Associated Files: UTFDecoder.zip
This collection of classes, when incorporated into an application, will allow characters to be extracted from files encoded using any of the Unicode Standard (version 4.1.0) encoding schemes. Note, at the time of writing, the Unicode Consortium have just announced the release of version 5.0.0 of the Unicode Standard. The classes referred to in this article have not, as yet, been tested for conformance to this new version.
Before describing the operation of the UTF Decoder classes, perhaps you are wondering what they could be used for and why I created them? Well, to cut a long story short, I was working on an application which needed to extract characters, one at a time, from an XML file. Straight forward enough I hear you say, but I then realised that the XML files could contain characters from any of the world's languages! How could I handle these additional characters in my application in a generic sort of way?
After much consternation, I decided a good way to handle these characters would be to convert each of them to an 'unsigned long', or, using Unicode terminology, UTF-32. The XML files could use any of the Unicode Standard encodings, but my application would use UTF-32 through out. I would obviously have to create a UTF-32 string class if I needed to manipulate the character strings directly, but this would not pose too much of a problem.
Anyway, the classes included in the UTF Decoder collection, available via the downloads page, represent my attempt at creating the arrangement described above. If you use the classes in your application, you may wonder how to identify which encoding a particular XML file employs? Typically, your application could examine the signature bytes at the beginning of the file, if present. Where these signature bytes are not present, you should assume that the file is encoded as UTF-8, as per the Unicode Standard.
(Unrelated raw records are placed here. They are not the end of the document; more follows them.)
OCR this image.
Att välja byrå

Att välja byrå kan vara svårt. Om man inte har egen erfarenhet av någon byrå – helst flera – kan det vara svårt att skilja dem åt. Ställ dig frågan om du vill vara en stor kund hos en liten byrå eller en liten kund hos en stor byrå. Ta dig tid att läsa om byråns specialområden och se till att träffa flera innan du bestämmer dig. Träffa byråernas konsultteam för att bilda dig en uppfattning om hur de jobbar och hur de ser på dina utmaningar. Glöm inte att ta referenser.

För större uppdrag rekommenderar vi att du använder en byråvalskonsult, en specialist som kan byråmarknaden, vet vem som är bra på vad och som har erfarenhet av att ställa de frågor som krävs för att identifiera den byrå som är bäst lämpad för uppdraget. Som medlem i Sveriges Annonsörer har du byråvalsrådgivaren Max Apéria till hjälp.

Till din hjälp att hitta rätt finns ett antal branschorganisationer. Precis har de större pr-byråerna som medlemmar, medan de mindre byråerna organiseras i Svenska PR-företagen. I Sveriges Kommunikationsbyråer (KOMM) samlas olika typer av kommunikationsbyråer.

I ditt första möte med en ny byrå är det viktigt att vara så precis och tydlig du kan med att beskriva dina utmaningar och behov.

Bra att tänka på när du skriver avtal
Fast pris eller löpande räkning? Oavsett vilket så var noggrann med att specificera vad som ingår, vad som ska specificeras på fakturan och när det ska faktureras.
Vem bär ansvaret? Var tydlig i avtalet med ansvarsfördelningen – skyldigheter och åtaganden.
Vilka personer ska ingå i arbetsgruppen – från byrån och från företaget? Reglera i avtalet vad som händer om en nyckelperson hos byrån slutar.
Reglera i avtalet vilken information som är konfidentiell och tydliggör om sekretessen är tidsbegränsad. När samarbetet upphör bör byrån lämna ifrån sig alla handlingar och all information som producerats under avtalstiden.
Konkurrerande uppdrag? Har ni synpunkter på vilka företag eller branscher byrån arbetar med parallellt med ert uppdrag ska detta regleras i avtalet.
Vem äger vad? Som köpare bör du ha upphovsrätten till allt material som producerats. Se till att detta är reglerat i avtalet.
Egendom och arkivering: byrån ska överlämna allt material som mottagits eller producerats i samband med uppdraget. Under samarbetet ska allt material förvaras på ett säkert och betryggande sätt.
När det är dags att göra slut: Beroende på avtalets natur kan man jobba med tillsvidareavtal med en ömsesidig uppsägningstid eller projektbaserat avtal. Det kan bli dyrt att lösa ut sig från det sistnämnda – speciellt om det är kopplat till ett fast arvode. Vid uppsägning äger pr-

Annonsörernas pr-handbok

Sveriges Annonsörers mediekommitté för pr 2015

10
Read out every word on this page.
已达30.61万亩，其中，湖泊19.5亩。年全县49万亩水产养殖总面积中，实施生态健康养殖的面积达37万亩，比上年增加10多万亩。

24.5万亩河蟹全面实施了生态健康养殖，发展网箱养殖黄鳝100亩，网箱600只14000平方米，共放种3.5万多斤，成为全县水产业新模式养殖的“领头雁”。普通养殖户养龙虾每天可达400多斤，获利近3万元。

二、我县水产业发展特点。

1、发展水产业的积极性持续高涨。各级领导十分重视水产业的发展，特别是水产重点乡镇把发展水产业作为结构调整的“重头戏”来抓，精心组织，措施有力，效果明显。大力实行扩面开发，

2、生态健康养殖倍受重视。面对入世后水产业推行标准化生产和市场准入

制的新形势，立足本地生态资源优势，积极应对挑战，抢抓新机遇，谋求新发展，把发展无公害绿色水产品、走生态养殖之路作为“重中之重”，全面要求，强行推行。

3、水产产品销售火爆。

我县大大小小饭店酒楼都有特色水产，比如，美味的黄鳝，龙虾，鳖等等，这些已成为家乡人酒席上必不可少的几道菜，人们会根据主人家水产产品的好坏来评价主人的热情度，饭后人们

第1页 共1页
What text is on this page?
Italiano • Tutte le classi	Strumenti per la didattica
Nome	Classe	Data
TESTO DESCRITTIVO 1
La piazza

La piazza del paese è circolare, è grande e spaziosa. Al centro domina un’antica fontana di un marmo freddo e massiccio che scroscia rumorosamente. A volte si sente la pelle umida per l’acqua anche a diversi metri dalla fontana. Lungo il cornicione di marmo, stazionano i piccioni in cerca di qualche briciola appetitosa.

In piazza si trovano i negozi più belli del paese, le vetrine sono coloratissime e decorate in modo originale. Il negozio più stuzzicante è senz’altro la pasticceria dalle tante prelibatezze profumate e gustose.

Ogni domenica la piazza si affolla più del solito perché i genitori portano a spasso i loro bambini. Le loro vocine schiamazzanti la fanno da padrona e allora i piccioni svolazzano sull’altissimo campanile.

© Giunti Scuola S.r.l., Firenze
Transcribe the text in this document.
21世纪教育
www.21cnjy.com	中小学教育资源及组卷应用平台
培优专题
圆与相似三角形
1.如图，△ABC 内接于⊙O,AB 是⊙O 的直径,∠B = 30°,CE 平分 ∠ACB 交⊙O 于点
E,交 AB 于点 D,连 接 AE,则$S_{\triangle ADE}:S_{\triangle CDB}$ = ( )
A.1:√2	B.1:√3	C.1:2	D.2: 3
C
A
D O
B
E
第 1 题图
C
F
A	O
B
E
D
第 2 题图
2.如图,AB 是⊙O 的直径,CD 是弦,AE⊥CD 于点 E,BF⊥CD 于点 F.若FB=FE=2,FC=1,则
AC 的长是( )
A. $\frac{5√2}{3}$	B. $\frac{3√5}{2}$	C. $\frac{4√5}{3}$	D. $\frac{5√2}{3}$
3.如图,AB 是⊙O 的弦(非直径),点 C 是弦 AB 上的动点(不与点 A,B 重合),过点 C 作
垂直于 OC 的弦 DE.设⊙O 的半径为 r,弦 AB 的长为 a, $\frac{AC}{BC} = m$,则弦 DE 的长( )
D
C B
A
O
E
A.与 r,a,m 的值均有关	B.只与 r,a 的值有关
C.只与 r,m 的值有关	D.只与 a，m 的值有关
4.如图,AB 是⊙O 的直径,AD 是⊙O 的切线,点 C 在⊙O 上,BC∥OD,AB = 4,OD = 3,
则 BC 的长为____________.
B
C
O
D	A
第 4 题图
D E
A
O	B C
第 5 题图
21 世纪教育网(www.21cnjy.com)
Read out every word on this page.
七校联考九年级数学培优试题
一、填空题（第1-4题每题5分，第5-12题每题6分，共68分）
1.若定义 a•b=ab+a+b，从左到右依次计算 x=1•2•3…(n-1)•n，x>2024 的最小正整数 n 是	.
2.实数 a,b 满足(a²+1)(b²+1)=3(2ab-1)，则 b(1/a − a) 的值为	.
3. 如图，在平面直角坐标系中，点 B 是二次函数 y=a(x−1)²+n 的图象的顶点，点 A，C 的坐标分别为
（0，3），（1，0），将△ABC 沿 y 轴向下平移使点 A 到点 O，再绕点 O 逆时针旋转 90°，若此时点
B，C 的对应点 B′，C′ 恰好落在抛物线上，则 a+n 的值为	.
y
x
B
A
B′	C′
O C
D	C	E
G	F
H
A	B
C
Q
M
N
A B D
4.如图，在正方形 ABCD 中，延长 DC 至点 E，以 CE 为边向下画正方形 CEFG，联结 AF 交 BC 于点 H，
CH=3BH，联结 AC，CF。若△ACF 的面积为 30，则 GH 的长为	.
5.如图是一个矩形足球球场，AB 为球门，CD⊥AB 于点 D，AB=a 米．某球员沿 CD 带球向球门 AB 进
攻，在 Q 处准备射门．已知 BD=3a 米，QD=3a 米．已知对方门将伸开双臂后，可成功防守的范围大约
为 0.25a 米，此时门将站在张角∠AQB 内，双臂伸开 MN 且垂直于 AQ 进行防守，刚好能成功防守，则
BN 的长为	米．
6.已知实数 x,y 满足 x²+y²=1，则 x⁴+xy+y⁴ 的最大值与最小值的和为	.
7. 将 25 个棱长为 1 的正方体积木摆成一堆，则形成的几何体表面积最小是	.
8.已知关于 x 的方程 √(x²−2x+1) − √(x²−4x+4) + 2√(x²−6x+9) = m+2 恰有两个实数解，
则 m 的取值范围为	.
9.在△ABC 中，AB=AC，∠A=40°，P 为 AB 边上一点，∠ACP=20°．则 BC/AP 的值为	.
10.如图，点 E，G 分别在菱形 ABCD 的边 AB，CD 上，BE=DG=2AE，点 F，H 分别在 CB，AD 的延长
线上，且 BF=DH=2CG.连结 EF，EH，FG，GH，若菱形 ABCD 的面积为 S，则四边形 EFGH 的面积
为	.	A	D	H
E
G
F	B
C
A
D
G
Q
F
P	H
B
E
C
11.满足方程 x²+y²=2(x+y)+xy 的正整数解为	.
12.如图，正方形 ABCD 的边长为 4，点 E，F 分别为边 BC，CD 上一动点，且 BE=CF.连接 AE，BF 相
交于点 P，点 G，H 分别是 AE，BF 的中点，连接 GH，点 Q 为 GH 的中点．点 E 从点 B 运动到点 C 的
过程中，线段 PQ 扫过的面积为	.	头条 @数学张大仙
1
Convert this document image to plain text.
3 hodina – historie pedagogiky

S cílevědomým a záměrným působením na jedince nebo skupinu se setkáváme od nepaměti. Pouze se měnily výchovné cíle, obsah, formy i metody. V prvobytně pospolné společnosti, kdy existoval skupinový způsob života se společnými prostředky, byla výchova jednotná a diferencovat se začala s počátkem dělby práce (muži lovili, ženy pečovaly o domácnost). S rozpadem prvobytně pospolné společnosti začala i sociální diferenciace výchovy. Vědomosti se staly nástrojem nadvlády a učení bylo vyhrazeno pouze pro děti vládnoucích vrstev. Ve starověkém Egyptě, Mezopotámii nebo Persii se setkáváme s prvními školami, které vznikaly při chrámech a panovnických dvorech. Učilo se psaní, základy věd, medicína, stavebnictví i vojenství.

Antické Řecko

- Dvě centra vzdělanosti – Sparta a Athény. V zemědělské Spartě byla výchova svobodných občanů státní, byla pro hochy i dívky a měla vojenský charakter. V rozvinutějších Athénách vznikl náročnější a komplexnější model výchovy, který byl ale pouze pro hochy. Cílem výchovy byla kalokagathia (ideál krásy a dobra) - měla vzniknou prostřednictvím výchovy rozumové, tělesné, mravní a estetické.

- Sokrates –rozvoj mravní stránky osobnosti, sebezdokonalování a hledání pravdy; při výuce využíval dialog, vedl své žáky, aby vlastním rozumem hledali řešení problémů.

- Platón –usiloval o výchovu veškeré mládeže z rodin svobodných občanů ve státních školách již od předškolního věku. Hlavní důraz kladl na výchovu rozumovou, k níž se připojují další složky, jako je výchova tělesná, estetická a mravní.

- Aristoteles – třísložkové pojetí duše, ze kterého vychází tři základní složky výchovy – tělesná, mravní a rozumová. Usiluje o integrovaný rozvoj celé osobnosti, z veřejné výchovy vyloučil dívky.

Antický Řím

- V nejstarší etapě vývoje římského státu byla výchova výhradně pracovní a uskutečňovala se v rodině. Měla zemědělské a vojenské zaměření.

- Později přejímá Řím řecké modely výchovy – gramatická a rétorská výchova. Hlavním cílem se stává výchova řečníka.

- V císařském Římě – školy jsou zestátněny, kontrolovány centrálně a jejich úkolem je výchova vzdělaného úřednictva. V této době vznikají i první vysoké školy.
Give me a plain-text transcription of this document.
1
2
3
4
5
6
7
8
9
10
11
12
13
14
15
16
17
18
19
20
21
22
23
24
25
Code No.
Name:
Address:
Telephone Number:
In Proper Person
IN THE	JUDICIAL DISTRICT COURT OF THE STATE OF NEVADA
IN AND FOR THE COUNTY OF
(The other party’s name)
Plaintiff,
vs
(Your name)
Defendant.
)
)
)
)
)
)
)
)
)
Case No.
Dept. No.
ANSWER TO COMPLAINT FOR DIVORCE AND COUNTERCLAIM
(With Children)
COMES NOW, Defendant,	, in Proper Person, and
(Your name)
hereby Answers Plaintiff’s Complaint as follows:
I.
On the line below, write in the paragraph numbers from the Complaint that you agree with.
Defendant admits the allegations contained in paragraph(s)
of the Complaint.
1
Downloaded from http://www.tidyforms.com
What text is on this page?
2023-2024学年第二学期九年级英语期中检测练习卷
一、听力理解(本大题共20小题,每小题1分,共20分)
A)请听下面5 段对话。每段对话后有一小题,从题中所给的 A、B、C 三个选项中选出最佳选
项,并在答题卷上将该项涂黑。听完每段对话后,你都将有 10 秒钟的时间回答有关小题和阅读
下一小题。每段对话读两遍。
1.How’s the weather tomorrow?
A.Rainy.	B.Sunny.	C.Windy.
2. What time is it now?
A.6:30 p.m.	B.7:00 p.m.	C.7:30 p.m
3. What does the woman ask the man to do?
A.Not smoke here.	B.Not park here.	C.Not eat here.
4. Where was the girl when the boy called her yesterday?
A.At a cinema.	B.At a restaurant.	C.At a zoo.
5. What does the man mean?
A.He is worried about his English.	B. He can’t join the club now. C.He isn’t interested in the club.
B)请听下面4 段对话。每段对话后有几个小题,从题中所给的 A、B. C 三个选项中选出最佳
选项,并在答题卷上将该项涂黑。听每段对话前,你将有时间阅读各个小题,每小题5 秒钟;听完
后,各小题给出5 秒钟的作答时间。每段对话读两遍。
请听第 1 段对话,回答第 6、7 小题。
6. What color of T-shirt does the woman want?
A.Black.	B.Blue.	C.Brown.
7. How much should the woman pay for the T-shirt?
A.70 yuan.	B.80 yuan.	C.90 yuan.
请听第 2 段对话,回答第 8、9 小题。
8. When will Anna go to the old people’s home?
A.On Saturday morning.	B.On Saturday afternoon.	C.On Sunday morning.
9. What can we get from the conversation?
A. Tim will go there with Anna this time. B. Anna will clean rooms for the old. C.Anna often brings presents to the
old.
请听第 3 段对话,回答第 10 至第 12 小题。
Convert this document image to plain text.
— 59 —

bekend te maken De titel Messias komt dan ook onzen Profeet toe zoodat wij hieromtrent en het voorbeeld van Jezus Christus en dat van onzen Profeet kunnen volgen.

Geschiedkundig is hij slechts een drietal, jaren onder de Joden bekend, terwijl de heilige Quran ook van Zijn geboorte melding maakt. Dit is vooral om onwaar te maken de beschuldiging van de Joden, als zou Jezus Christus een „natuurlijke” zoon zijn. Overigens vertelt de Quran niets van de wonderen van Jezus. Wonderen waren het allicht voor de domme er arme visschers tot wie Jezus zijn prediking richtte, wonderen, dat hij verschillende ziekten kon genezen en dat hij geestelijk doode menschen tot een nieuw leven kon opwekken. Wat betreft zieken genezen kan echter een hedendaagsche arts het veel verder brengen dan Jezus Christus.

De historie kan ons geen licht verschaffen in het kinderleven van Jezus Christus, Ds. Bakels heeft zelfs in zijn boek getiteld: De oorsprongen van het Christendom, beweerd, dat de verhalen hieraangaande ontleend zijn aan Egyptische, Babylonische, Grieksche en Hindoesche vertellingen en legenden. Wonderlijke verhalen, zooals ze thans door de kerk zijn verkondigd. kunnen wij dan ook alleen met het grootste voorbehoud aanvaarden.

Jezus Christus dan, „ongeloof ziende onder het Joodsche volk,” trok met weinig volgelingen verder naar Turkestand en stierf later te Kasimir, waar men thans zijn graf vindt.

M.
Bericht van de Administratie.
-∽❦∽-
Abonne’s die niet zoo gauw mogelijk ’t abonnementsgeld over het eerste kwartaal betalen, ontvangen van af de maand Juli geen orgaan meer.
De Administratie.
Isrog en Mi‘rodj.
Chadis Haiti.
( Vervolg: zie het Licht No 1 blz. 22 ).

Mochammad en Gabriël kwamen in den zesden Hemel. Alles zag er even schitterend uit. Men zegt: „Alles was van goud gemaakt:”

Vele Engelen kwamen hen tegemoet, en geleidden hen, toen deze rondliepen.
To use any of the UTF Decoders in your application, simply create a new instance of the relevant decoder, supplying the full path and name of your encoded file along with signature and file offsets if required. Then call 'GetCharacter' to start retrieving decoded characters. If you use the default constructor to create an instance of a decoder, you must call 'Initialise', supplying the relevant info before calling 'GetCharacter'. Normally, the signature and file offsets would be set to zero to start reading from the beginning of a file. The signature offset would be equal to the number of bytes in any signature which may exist at the beginning of an encoded file.